Between 2004 and 2009, the average waiting list time for Catholic households was eight months, compared with six months for “other religion” households and six months for Protestants. But by 2013/14 the wait had nearly doubled for Catholics to 15 months, while “other religion” households had more than doubled to 13 months. The wait for Protestants had increased by a third, to nine months. 

The longest wait for Catholics was in west Belfast (28 months) followed by 27 months in south Belfast, 22 months in Ballymena and 15 in east Belfast.

The 2011 Census figures confirm that Catholics are still more likely to be unemployed than Protestants.

While these significant trends in housing allocation and unemployment figures may resonate more with the ‘civil rights generation’, contemporary issues such as the Renewable Heat Incentive scandal, Arlene Foster’s sardonic description of the Irish-language campaign as a “crocodile”, the continued refusal of the DUP to embrace the equality agenda by blocking marriage equality, and the DUP’s continued hardline strategy over legacy issues have their roots in a unionist intransigence that has stonewalled political progress over many, many years.

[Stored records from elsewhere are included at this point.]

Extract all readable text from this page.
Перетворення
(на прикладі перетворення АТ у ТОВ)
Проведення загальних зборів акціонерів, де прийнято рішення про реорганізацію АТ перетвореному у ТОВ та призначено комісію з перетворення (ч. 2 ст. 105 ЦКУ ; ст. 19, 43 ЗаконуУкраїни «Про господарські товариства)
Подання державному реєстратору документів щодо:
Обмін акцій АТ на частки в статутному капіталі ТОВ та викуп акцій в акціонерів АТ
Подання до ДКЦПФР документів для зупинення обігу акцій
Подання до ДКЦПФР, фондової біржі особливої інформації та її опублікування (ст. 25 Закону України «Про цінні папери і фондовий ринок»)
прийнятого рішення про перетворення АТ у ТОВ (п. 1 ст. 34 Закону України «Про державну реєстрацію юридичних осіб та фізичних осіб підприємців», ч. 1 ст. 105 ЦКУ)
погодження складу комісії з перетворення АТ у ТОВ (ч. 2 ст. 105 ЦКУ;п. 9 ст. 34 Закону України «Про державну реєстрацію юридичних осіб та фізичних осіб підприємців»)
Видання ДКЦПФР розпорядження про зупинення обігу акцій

But bad history doesn’t have to repeat itself.

If former DUP leaders Ian Paisley and Peter Robinson could have a professional, working relationship with the leader of Sinn Féin in the Executive (despite their history), what is it about Arlene Foster and her lieutenants that they feel they could treat with disdain the unfailingly generous Martin McGuinness in particular, Sinn Féin as a party and the republican and nationalist community in general?